To Sell More; Start with a Focus

Tom Crouser August 7, 2012 Comments Off on To Sell More; Start with a Focus

Most owners have trouble selling because we don’t feel we have anything to sell. Sure we take orders, wait on customers and even following up on customers’ calls. But, I’m talking about the function of selling, which is to “create demand for existing capacity.” The easiest and best place to start is to have a “focus.”

When we decide to really begin selling, some of us spend time “creating demand for capacity we don’t have.” That’s a rookie mistake resulting in lots of quotes and little business. It also raises risks as we expand our product/service away from our competence zone.

Other owners deliver jobs to customers thinking that is a sales call. It’s not. Or we do customer service activity all day such as pricing or checking on jobs. What should we do? We should sell something to someone. How? Make a sales call.

So, what’s a sales call? A sales call is being in front of a new customer asking for new business; or being in front of an old customer asking for new business. It’s always about asking for new business. It’s never about getting a repeat order, delivering a price or servicing an account. Those things are nice but only asking for new business moves you forward.

Okay, but doesn’t that reduce us to only price competition? Well, everything being equal, price is always the determining factor. Therefore, never let everything be equal. The best way you do that is to develop a “focus.”

Al Ries, says in his classic marketing book, “Focus” that you must be the world’s largest something. I agree. Al’s book is a classic. It uses what are now outdated examples but the principles are perfect for our kinds of businesses.
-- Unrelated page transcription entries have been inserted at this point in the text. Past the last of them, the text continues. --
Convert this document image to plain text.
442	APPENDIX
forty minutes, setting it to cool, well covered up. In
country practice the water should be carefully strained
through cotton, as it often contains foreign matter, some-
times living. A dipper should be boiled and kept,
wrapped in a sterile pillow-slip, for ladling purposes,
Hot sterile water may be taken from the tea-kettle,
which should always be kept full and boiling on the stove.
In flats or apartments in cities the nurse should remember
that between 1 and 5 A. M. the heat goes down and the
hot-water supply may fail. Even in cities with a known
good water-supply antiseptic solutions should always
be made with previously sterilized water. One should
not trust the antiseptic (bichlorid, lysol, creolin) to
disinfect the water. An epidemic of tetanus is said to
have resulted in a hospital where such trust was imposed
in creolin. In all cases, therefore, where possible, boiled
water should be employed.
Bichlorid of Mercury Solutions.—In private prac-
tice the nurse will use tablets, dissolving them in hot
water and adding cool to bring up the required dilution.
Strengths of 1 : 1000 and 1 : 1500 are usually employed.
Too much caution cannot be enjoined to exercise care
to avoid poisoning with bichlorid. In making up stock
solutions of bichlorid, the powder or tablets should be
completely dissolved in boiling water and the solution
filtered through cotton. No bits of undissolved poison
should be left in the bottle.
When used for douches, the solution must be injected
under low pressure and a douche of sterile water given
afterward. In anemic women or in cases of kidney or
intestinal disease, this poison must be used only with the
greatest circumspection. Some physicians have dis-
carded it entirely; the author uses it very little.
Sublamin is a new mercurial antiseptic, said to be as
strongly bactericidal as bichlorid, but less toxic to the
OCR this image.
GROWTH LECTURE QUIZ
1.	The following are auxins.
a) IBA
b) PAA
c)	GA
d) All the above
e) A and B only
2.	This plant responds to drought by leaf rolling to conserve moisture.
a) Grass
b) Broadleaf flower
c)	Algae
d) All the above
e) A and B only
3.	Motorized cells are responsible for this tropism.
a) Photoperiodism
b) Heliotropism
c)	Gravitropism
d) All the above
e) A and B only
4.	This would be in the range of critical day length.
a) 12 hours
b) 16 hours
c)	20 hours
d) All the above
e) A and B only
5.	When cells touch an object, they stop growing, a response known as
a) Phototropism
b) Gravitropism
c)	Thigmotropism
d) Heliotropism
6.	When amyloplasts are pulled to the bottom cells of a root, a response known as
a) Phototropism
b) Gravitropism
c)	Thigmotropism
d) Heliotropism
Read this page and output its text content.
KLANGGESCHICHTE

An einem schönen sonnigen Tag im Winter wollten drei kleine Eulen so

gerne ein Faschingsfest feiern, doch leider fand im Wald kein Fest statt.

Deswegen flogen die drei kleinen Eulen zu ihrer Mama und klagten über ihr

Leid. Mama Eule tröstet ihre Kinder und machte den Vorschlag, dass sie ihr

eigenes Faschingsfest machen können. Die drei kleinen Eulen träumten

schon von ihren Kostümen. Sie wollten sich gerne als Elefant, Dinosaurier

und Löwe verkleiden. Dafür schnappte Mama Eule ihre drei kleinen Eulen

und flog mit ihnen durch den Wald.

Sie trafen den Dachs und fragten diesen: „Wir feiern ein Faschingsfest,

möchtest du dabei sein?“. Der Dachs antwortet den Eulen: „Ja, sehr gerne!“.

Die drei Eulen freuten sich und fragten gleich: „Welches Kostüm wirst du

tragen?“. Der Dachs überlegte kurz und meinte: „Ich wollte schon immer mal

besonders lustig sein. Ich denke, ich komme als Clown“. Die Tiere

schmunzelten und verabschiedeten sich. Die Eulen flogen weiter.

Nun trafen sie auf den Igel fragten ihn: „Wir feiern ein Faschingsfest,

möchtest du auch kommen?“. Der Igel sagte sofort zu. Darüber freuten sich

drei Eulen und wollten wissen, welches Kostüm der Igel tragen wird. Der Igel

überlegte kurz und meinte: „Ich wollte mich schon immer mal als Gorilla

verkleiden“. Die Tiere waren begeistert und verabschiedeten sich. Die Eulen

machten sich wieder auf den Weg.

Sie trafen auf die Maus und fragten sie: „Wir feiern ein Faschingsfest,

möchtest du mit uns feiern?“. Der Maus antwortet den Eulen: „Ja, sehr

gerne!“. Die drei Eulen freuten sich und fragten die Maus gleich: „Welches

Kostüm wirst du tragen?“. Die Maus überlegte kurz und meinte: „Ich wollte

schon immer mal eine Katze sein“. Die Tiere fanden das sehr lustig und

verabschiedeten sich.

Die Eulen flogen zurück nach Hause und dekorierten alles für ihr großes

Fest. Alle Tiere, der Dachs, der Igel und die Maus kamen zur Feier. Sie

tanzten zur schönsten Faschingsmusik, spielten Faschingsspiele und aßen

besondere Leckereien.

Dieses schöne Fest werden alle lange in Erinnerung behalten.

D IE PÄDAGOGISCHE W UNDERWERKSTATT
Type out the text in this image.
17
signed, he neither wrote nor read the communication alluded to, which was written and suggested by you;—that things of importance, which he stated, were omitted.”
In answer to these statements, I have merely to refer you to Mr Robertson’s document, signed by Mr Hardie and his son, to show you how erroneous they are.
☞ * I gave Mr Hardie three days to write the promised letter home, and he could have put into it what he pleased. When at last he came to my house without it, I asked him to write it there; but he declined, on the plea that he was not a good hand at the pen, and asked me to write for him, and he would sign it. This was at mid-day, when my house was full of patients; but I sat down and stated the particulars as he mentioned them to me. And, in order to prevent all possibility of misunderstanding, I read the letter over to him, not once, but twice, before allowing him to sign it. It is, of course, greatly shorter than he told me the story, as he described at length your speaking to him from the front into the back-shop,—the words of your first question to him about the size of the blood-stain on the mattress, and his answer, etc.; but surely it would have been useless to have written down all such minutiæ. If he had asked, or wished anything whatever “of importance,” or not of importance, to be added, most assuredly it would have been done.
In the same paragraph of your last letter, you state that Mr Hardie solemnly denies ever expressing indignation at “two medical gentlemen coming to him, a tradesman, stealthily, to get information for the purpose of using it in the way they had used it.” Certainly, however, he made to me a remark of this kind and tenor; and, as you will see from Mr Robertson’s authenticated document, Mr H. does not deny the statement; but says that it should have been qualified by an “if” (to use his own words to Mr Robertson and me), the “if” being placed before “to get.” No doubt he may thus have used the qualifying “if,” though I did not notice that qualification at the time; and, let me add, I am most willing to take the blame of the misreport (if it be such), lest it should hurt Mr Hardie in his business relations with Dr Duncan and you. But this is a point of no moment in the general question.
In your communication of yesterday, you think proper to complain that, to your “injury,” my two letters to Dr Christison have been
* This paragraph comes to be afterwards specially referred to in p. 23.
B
Pish-posh. How can we be the world’s largest anything? We can be the world’s largest specialty pizza restaurant serving downtown Charleston, West Virginia. Or we can be the world’s largest provider of K-6 home-based educational material in the northeast United States or the country’s largest circus printer who prints exclusively for carnivals, fairs and circuses.

Whatever business you choose, the concept of “world’s largest” provides focus. And focus is everything – it clearly defines our market area, the prospects within the market, equipment we need, the skills our workers need, our specific location, the hours we are open, the way we are organized – in short, our focus is the reason people buy from us instead of the guy down the street.

Begin With Where We Are

Our focus begins with our location even in this Internet age. First sell where you are, not where you’re not. Most of us don’t really have a target market because we never defined it. The reason we haven’t defined it is because we’re too afraid we will lose business if someone outside of our target market wants to buy from us.

Recently a fellow who started a landscaping business told me he had two days a week of regular maintenance (lawn mowing) and a day or so of project work each week and needed more work but was extremely busy. Of course he was. He was taking customers anywhere in the 650+ square mile county.

We focused his territory to the three zip codes. Then we defined the profile of folks who were most likely to buy. He defined a homeowner over 65 with a house valued at $150k or more. We then did a database search and found 2,000+ suspects who fit this profile in the three zip codes. How many weekly contracts did he need to hit capacity? He needed about 30.

Lesson one: sell where you are; not where you’re not. Once you have proven the market isn’t large enough then expand but only after you’ve covered your immediate area.

Lesson two: to focus in a target market requires an active selling effort. Make sure you have one.

How have you done with your focus over the years? Here’s a way to see. Plot your largest customers on a map. If they are scattered all over the place, then it means, for the most part, they came to us, we didn’t go to them. Or they were near us years ago, moved away and continue to buy from us.

What should we do? Begin focusing on our piece of real estate. Set a goal to capture all the business where we are before diffusing our efforts into where we are not and into what we don’t know (expansion).

I’m not saying don’t work with people outside these focus areas. If they want to buy from you, then okay doke. I am saying not to spend time and effort selling over there when your advantage is to sell the same thing right here.